あくまで想像だけど、一昔前であれば人命に関わるような場合を別に
すれば、ネガティブチェックのような周到なコトを確実にやっていた
のは、一部の大企業と広告代理店くらいではなかったかと思う。
しかし今は、それをする側なのか、される側なのかはともかくとして、
社会人であれば誰でも経験しているのではないだろうか。
http://d.hatena.ne.jp/kataru2000/20061212/p1

 
 ここに見られるのはチェックリストの更新である。チェックする事だけであれば
それまでにも行われてはいた。それが至るところで見られるようになった事を
うまく咀嚼するのには多くの人間に新たにチェック能力が与えられたと考える
より、むしろ、それまで発揮されてなかったチェック能力が発揮されやすくなる
ようにチェック用のリストが更新されたと考える方が自然だと思える。その方が
このチェックの氾濫についての説明としては、うまく出来ていると思われるのだ。


 では
 具体的にそうしたチェックリストはどう変わったのかと考えるに、注目すべき
事はそのチェックリストの下限になろう。耐えられる最低限の状況の事である。
遊園地のトイレ、スーパーの接客態度、清潔さ。それらは全て最低限の事だ。
つまり、それが出来ていたからと言って特段の事はないのだがそれが出来て
いなければ問題にされるような、最低の限度だ。ここがチェックリストの変更に
際して問題となる。それは何も最近の人には堪え性がなくなってきているとか
いった話じゃあない。そうではなくてそのチェックリストが更新される具体的な
動きが問題を生むのである。ではその更新の動きを具体的に想像してみよう。


 まず
 それが始まるのは個々の人においてだ、と考えるべきだろう。つまりそれは
個々の人の考え方が少しばかり変わるところから始まる。それはそれなりに
意味のあるものだったり、単なる惰性であったりするのだろうが、それ自体は
別段問題ではないだろう。上にも書いたような堪え性がないかどうかと言った
問題は、本来この次元の事を問題にしているべきである。その個人に特有の
感性を対象とするのでなければ感性の問題に出来ないからだ。そして、その
単なる感性の問題はここで終わる。何故なら、それら感性の変更が個人から
多数に広まって初めて文化の問題になるからである。
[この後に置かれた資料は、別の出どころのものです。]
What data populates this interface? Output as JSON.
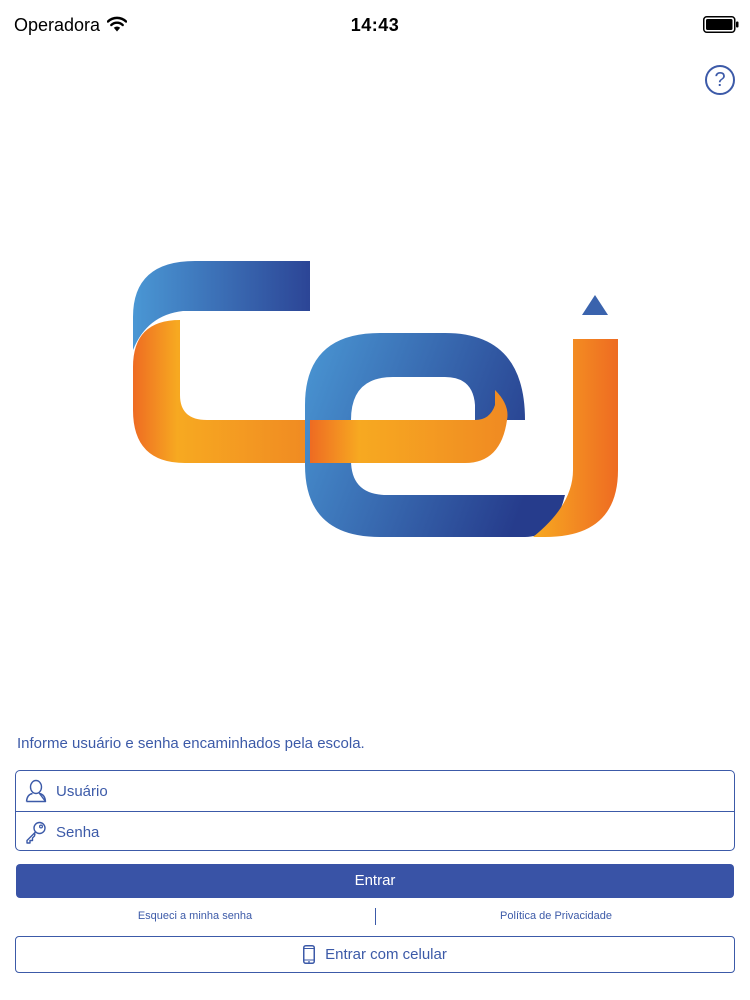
{
  "status_bar": {
    "carrier": "Operadora",
    "time": "14:43",
    "icons": [
      "wifi-icon",
      "battery-icon"
    ]
  },
  "header": {
    "help_label": "?",
    "help_icon": "question-circle-icon"
  },
  "logo": {
    "colors": {
      "blue_light": "#4a97d4",
      "blue_dark": "#283f8f",
      "orange_light": "#f7a921",
      "orange_dark": "#ee6b22"
    }
  },
  "login": {
    "instructions": "Informe usuário e senha encaminhados pela escola.",
    "username": {
      "placeholder": "Usuário",
      "value": "",
      "icon": "user-icon"
    },
    "password": {
      "placeholder": "Senha",
      "value": "",
      "icon": "key-icon"
    },
    "submit_label": "Entrar",
    "forgot_label": "Esqueci a minha senha",
    "privacy_label": "Política de Privacidade",
    "phone_login_label": "Entrar com celular",
    "phone_icon": "mobile-phone-icon"
  },
  "colors": {
    "primary": "#3953a6",
    "text_accent": "#3c5aa8",
    "background": "#ffffff"
  }
}
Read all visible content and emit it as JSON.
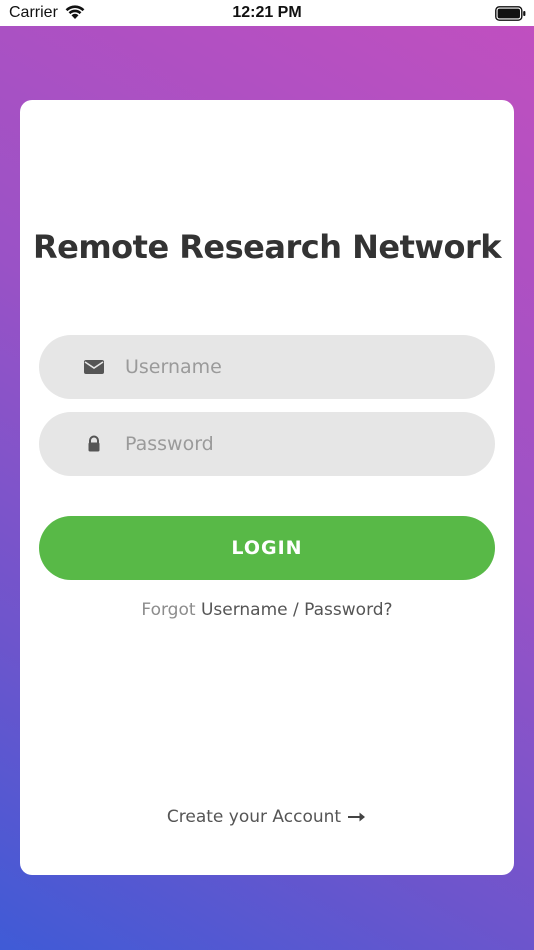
{
  "status_bar": {
    "carrier": "Carrier",
    "time": "12:21 PM",
    "icons": [
      "wifi-icon",
      "battery-icon"
    ]
  },
  "card": {
    "title": "Remote Research Network"
  },
  "form": {
    "username_placeholder": "Username",
    "username_value": "",
    "username_icon": "envelope-icon",
    "password_placeholder": "Password",
    "password_value": "",
    "password_icon": "lock-icon",
    "login_label": "LOGIN"
  },
  "links": {
    "forgot_prefix": "Forgot",
    "forgot_link": "Username / Password?",
    "create_account": "Create your Account",
    "create_account_icon": "arrow-right-icon"
  },
  "colors": {
    "gradient_top": "#c24fbf",
    "gradient_bottom": "#3f5bd6",
    "login_button": "#58b947",
    "field_bg": "#e6e6e6",
    "title_text": "#333333"
  }
}
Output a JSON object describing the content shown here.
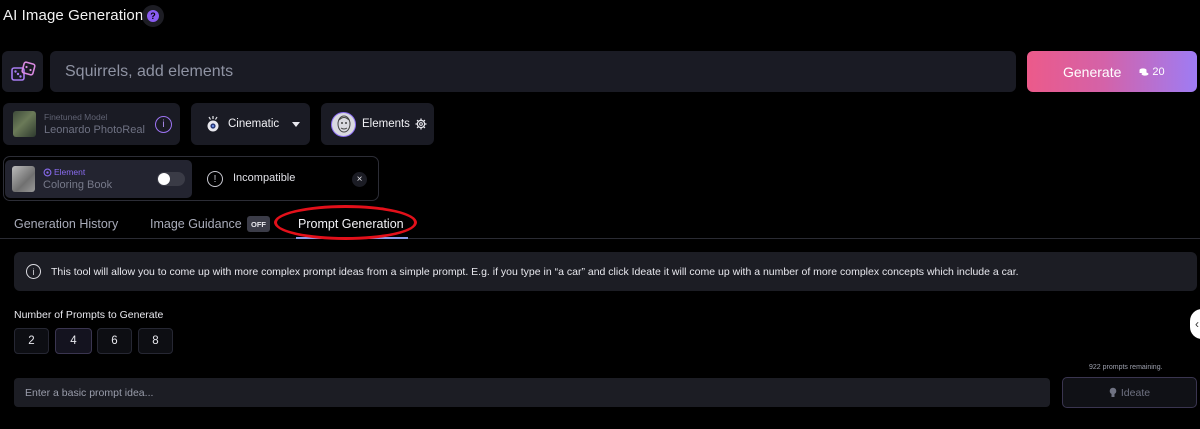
{
  "header": {
    "title": "AI Image Generation",
    "help_icon": "question-mark-icon"
  },
  "prompt": {
    "placeholder": "Squirrels, add elements",
    "random_icon": "dice-icon"
  },
  "generate": {
    "label": "Generate",
    "cost": "20",
    "cost_icon": "token-icon"
  },
  "model": {
    "subtitle": "Finetuned Model",
    "name": "Leonardo PhotoReal",
    "info_icon": "info-icon"
  },
  "style": {
    "label": "Cinematic",
    "icon": "camera-lens-icon"
  },
  "elements": {
    "label": "Elements",
    "settings_icon": "gear-icon"
  },
  "element_card": {
    "tag": "Element",
    "name": "Coloring Book",
    "enabled": false
  },
  "incompatible": {
    "label": "Incompatible",
    "close": "×"
  },
  "tabs": {
    "history": "Generation History",
    "guidance": "Image Guidance",
    "guidance_badge": "OFF",
    "prompt_generation": "Prompt Generation",
    "active": "prompt_generation"
  },
  "info": {
    "text": "This tool will allow you to come up with more complex prompt ideas from a simple prompt. E.g. if you type in “a car” and click Ideate it will come up with a number of more complex concepts which include a car."
  },
  "num_prompts": {
    "label": "Number of Prompts to Generate",
    "options": [
      "2",
      "4",
      "6",
      "8"
    ],
    "selected": "4"
  },
  "ideate": {
    "remaining": "922 prompts remaining.",
    "placeholder": "Enter a basic prompt idea...",
    "button": "Ideate",
    "icon": "lightbulb-icon"
  },
  "colors": {
    "background": "#000000",
    "surface": "#1a1b24",
    "accent_purple": "#8a6cf0",
    "generate_gradient_start": "#ec5a8a",
    "generate_gradient_end": "#9e7cf4",
    "highlight_ring": "#e3101a"
  }
}
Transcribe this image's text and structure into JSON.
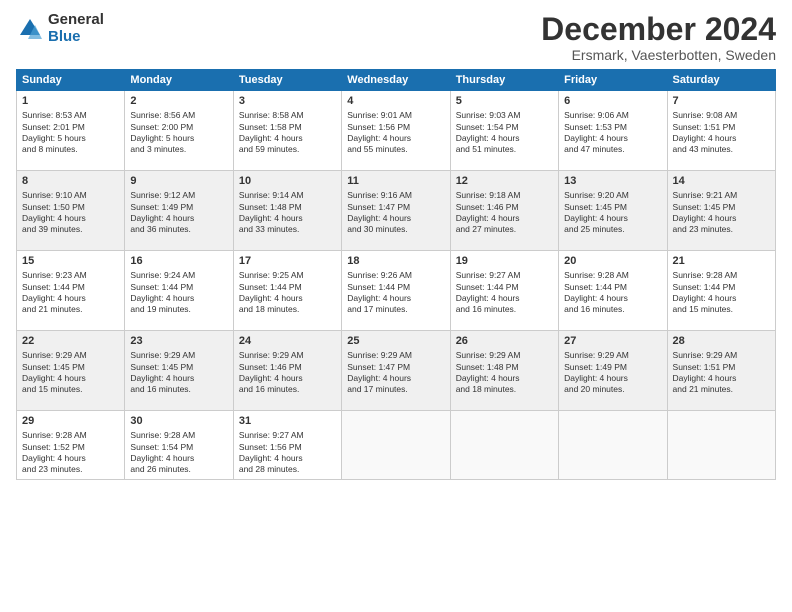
{
  "logo": {
    "general": "General",
    "blue": "Blue"
  },
  "title": "December 2024",
  "subtitle": "Ersmark, Vaesterbotten, Sweden",
  "weekdays": [
    "Sunday",
    "Monday",
    "Tuesday",
    "Wednesday",
    "Thursday",
    "Friday",
    "Saturday"
  ],
  "weeks": [
    [
      {
        "day": "1",
        "info": "Sunrise: 8:53 AM\nSunset: 2:01 PM\nDaylight: 5 hours\nand 8 minutes."
      },
      {
        "day": "2",
        "info": "Sunrise: 8:56 AM\nSunset: 2:00 PM\nDaylight: 5 hours\nand 3 minutes."
      },
      {
        "day": "3",
        "info": "Sunrise: 8:58 AM\nSunset: 1:58 PM\nDaylight: 4 hours\nand 59 minutes."
      },
      {
        "day": "4",
        "info": "Sunrise: 9:01 AM\nSunset: 1:56 PM\nDaylight: 4 hours\nand 55 minutes."
      },
      {
        "day": "5",
        "info": "Sunrise: 9:03 AM\nSunset: 1:54 PM\nDaylight: 4 hours\nand 51 minutes."
      },
      {
        "day": "6",
        "info": "Sunrise: 9:06 AM\nSunset: 1:53 PM\nDaylight: 4 hours\nand 47 minutes."
      },
      {
        "day": "7",
        "info": "Sunrise: 9:08 AM\nSunset: 1:51 PM\nDaylight: 4 hours\nand 43 minutes."
      }
    ],
    [
      {
        "day": "8",
        "info": "Sunrise: 9:10 AM\nSunset: 1:50 PM\nDaylight: 4 hours\nand 39 minutes."
      },
      {
        "day": "9",
        "info": "Sunrise: 9:12 AM\nSunset: 1:49 PM\nDaylight: 4 hours\nand 36 minutes."
      },
      {
        "day": "10",
        "info": "Sunrise: 9:14 AM\nSunset: 1:48 PM\nDaylight: 4 hours\nand 33 minutes."
      },
      {
        "day": "11",
        "info": "Sunrise: 9:16 AM\nSunset: 1:47 PM\nDaylight: 4 hours\nand 30 minutes."
      },
      {
        "day": "12",
        "info": "Sunrise: 9:18 AM\nSunset: 1:46 PM\nDaylight: 4 hours\nand 27 minutes."
      },
      {
        "day": "13",
        "info": "Sunrise: 9:20 AM\nSunset: 1:45 PM\nDaylight: 4 hours\nand 25 minutes."
      },
      {
        "day": "14",
        "info": "Sunrise: 9:21 AM\nSunset: 1:45 PM\nDaylight: 4 hours\nand 23 minutes."
      }
    ],
    [
      {
        "day": "15",
        "info": "Sunrise: 9:23 AM\nSunset: 1:44 PM\nDaylight: 4 hours\nand 21 minutes."
      },
      {
        "day": "16",
        "info": "Sunrise: 9:24 AM\nSunset: 1:44 PM\nDaylight: 4 hours\nand 19 minutes."
      },
      {
        "day": "17",
        "info": "Sunrise: 9:25 AM\nSunset: 1:44 PM\nDaylight: 4 hours\nand 18 minutes."
      },
      {
        "day": "18",
        "info": "Sunrise: 9:26 AM\nSunset: 1:44 PM\nDaylight: 4 hours\nand 17 minutes."
      },
      {
        "day": "19",
        "info": "Sunrise: 9:27 AM\nSunset: 1:44 PM\nDaylight: 4 hours\nand 16 minutes."
      },
      {
        "day": "20",
        "info": "Sunrise: 9:28 AM\nSunset: 1:44 PM\nDaylight: 4 hours\nand 16 minutes."
      },
      {
        "day": "21",
        "info": "Sunrise: 9:28 AM\nSunset: 1:44 PM\nDaylight: 4 hours\nand 15 minutes."
      }
    ],
    [
      {
        "day": "22",
        "info": "Sunrise: 9:29 AM\nSunset: 1:45 PM\nDaylight: 4 hours\nand 15 minutes."
      },
      {
        "day": "23",
        "info": "Sunrise: 9:29 AM\nSunset: 1:45 PM\nDaylight: 4 hours\nand 16 minutes."
      },
      {
        "day": "24",
        "info": "Sunrise: 9:29 AM\nSunset: 1:46 PM\nDaylight: 4 hours\nand 16 minutes."
      },
      {
        "day": "25",
        "info": "Sunrise: 9:29 AM\nSunset: 1:47 PM\nDaylight: 4 hours\nand 17 minutes."
      },
      {
        "day": "26",
        "info": "Sunrise: 9:29 AM\nSunset: 1:48 PM\nDaylight: 4 hours\nand 18 minutes."
      },
      {
        "day": "27",
        "info": "Sunrise: 9:29 AM\nSunset: 1:49 PM\nDaylight: 4 hours\nand 20 minutes."
      },
      {
        "day": "28",
        "info": "Sunrise: 9:29 AM\nSunset: 1:51 PM\nDaylight: 4 hours\nand 21 minutes."
      }
    ],
    [
      {
        "day": "29",
        "info": "Sunrise: 9:28 AM\nSunset: 1:52 PM\nDaylight: 4 hours\nand 23 minutes."
      },
      {
        "day": "30",
        "info": "Sunrise: 9:28 AM\nSunset: 1:54 PM\nDaylight: 4 hours\nand 26 minutes."
      },
      {
        "day": "31",
        "info": "Sunrise: 9:27 AM\nSunset: 1:56 PM\nDaylight: 4 hours\nand 28 minutes."
      },
      {
        "day": "",
        "info": ""
      },
      {
        "day": "",
        "info": ""
      },
      {
        "day": "",
        "info": ""
      },
      {
        "day": "",
        "info": ""
      }
    ]
  ]
}
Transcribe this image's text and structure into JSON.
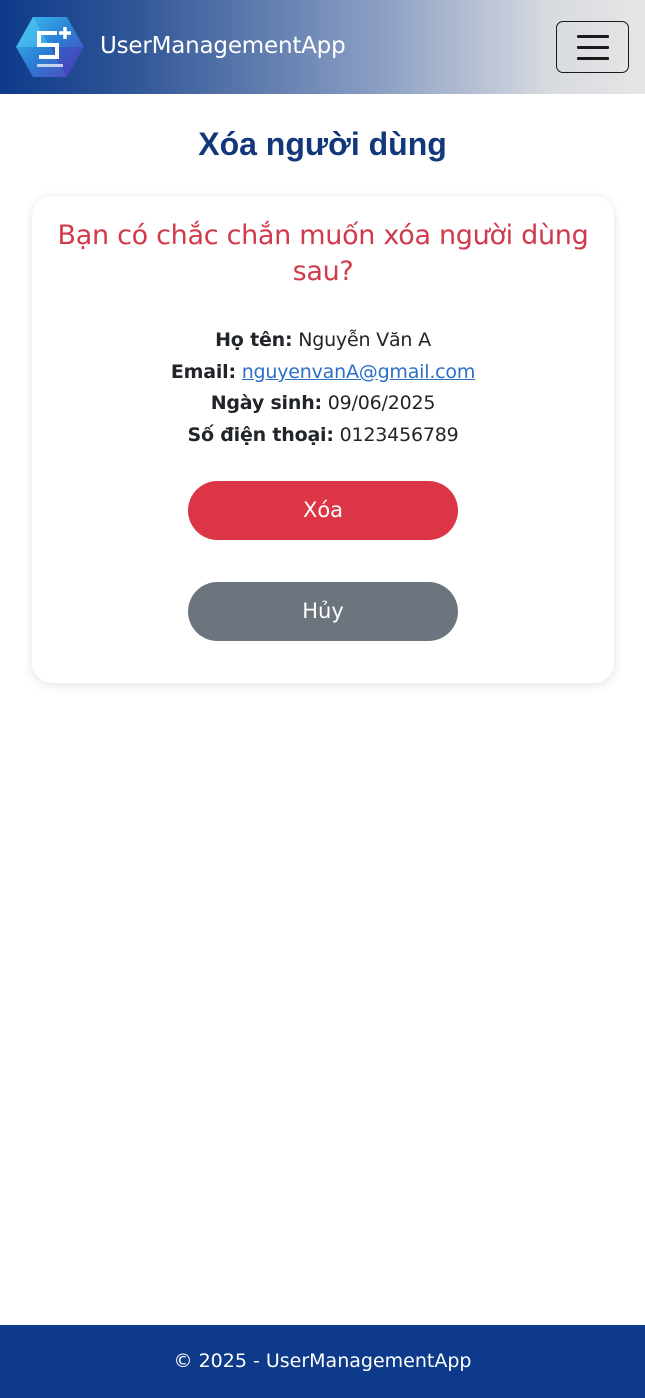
{
  "navbar": {
    "brand": "UserManagementApp",
    "logo_icon": "hexagon-s-plus-logo",
    "menu_icon": "hamburger-menu-icon",
    "gradient_start": "#0d3a8a",
    "gradient_end": "#e6e6e6"
  },
  "page": {
    "title": "Xóa người dùng"
  },
  "confirm": {
    "question": "Bạn có chắc chắn muốn xóa người dùng sau?",
    "question_color": "#d03a4b",
    "fields": {
      "name_label": "Họ tên:",
      "name_value": "Nguyễn Văn A",
      "email_label": "Email:",
      "email_value": "nguyenvanA@gmail.com",
      "dob_label": "Ngày sinh:",
      "dob_value": "09/06/2025",
      "phone_label": "Số điện thoại:",
      "phone_value": "0123456789"
    },
    "delete_label": "Xóa",
    "delete_color": "#dc3545",
    "cancel_label": "Hủy",
    "cancel_color": "#6c757d"
  },
  "footer": {
    "text": "© 2025 - UserManagementApp",
    "color": "#0d3a8a"
  }
}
つまり、文化の次元を
問題にするにはその感性の広がる様子を見なければならない。それは、まず
「普通の人間」というモデルを経由する。それがイメージによる感化を行うのだ。
この事は実際の状況を考えれば理解しやすいだろう。普通の生活上で感じる
快適さについては特に理由なんてないし、勿論目的なんかもあるはずがない。
それはただそういう感じがしてしまうからそうなのだというだけの事でしかない。

 
 そして
 その「普通の人間」というモデルが出来てくるところに問題がある。何故なら
そこには理由も目的もないからである。そしてそれにも関わらず人間は変わる。


 つまり
 不快なもののチェックリストが新しく作られた場合にも、それが正当化される
見込みなど別にないという事になる訳だ。この事が問題として考えられるため
には次の事柄を指摘すれば十分だろう。それはそのチェックリストからは誰も
「原則的な除外」を受ける事が出来ないという事である。逆に言えば誰でもが
原則的には次の新たなチェックリストにのせられるのかもしれないと言う事だ。
そしてそこで新しいチェックリストにのせられたとしても、そのチェックリストが
別に正しい訳じゃあない。単に不快だ、と言われるだけなのだ。そこに意味は
あるのだろうか。なくはない。だがその意味を省みるのは誰になるのだろうか。
それはただそういう感じがしてしまうからそうだというだけの事でしかないのだ。

「何故・・・何故だアンダーソン君、何故・・・何故だ・・・何故こんな事を・・・
 何故、何故立つ・・・何故戦い続ける・・・。自分より大事なもののために
 戦っていると信じているからか?それが何か言えるか?解っているのか?


 それは自由か真実か平和かそれとも愛のためか?・・・幻想だアンダー
 ソン君。感覚の偽りだ。人間の劣った知性が意味も目的もなく存在する
 ことを必死に正当化しようとする束の間の幻だ。マトリックスそのものと
 同じように虚構に過ぎない。もっとも詰らん愛など作り出せるのは人間
 だけだがな・・・。・・・そろそろ君にも解っているはずだぞアンダーソン君
 ・・・! ・・・君は勝てない、戦う意味はない・・・。何故だアンダーソン君、
 何故そこまで戦う!」
「・・・自分で選んだからだ・・・」
 マトリックス レボリューションズ


 さらに
 重要な事実は、そのモデルが飽くまでも「普通の人間」のモデルであるという
事である。逆に言えば、例外的な人間については別のモデルを当てはめうると
言う事だ。つまりそれは社会的な保護の対象となるような者への無感覚をさえ
意味しうるのだ。その「普通の人間」についての最低限度が高止まりになるの
ならそこにまだ届いていない人については別のモデルを使うようになるからだ。
従って、ネガティブチェックが問題にされるような状況が国などによる最低限の
生活保障をよりよくするような事は決してないのだろうし、それでいてそこでは
自分がネガティブチェックの対象になったり、あるいは自分自身を自分でそんな
チェックの対象にしてしまったりする人が現れうる訳である。そしてそこに意味
なんてあんまりない。ただそういう感じがしてしまうからそう感じるだけなのだ。

「あなたはここに決めに来たんじゃない。もうとっくに決めてる。
 ・・・・・・あなたが来たのは、何故決めたのか理解するため。」
 マトリックス リローデッドより、オラク


 だが
 人々がモデルの変更に自覚的になった場合は、きっと話が違ってくるはず
なのだ。そこでなされる判断にならばせめてもの意味が必ずあるからである。